1On Bruce and Norman Yonemoto, see the exhibition catalogue for their retrospective, Memory, Matter and Modern Romance: Bruce and Norman Yonemoto (Los Angeles: Japanese American National Museum, 1999). Objects by Kelley related to the Kappa project were exhibited at the Third International Triennial at the Museum of Modern Art, Toyama, Japan; see the exhibition catalogue, Toyama Now ’87: New Art around the Pacific (1987).

2For more on Woronov, see Richard Herskowitz and Cynthia Baughman, Mary Woronov: Cult Film Star (Ithaca, N.Y.: Cornell Cinema, 1990).
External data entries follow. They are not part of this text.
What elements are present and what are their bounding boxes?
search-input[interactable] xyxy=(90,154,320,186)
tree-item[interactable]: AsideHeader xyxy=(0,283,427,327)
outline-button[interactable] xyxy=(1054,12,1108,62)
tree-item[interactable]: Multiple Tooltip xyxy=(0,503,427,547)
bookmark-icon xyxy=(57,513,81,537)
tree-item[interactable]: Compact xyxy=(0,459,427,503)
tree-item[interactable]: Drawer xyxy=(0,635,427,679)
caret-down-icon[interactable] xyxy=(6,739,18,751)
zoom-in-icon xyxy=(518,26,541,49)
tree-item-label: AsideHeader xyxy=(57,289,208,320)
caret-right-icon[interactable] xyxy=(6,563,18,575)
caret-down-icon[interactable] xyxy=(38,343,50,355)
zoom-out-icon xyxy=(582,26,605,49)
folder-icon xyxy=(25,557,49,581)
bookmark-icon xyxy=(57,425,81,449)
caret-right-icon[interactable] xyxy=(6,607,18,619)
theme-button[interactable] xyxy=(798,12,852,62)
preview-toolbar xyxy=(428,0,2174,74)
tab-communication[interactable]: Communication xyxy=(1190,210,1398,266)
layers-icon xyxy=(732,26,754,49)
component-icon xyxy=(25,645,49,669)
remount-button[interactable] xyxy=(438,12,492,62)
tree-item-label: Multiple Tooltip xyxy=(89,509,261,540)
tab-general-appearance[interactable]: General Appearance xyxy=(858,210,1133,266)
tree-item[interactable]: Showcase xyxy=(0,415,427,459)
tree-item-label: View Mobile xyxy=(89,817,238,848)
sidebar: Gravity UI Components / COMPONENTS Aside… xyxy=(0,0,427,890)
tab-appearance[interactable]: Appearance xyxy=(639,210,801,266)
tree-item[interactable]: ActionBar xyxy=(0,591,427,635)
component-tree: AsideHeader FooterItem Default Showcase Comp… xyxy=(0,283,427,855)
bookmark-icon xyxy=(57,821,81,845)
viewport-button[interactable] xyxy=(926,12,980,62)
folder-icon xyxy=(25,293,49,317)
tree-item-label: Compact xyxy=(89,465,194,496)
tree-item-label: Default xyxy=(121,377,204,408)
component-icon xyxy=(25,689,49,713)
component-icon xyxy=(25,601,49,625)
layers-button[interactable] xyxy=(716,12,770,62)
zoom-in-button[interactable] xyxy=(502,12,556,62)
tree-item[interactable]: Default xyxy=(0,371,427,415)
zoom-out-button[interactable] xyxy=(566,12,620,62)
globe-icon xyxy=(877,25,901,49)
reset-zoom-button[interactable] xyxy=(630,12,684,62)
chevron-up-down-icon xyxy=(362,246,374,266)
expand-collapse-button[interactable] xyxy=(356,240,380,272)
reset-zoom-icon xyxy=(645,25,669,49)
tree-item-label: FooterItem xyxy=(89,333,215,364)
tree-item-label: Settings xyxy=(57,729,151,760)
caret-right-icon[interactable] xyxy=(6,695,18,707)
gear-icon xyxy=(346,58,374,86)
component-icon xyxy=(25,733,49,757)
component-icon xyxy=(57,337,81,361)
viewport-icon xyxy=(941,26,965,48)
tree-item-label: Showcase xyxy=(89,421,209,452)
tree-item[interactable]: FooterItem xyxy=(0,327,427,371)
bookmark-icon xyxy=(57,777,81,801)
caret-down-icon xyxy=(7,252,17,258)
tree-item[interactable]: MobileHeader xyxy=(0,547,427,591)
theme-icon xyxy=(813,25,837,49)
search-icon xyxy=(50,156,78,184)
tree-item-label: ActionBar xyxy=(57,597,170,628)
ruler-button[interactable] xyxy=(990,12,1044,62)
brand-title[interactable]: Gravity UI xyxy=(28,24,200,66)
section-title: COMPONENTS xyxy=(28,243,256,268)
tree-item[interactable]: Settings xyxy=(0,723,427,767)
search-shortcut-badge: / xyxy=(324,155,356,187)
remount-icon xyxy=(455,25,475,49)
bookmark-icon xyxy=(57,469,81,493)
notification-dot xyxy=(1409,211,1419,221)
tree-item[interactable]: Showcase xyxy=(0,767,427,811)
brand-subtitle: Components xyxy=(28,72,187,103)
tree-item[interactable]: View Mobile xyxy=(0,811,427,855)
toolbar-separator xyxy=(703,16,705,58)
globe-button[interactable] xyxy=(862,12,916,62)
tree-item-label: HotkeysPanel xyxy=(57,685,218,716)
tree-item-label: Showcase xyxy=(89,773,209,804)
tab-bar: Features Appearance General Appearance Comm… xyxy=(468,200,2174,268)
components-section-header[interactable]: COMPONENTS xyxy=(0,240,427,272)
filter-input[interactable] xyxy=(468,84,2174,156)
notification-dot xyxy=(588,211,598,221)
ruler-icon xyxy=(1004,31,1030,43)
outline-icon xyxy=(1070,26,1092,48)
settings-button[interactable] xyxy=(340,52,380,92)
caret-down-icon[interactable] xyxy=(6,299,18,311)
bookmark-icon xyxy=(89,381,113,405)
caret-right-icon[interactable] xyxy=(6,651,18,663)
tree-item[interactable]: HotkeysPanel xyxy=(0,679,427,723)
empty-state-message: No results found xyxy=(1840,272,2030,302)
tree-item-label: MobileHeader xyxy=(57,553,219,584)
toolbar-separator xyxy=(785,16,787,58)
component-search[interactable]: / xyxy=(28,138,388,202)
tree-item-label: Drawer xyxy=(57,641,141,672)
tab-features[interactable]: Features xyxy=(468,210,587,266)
Eddie Ruscha is a musician; he has been a member of the bands Medicine, Maids of Gravity, Future Pigeon, and Dada Munchamonkey.

3For variations on the Kappa myth, see Richard M. Dorson, Folk Legends of Japan (Rutland, Vt.: Charles E. Tuttle, 1962).

4Freud (dir., John Huston, 1962).


As published:

Welchman, John C., ed. Mike Kelley: Minor Histories. Statements, Conversations, Proposals.Cambridge, Massachusetts: The MIT Press, 2004.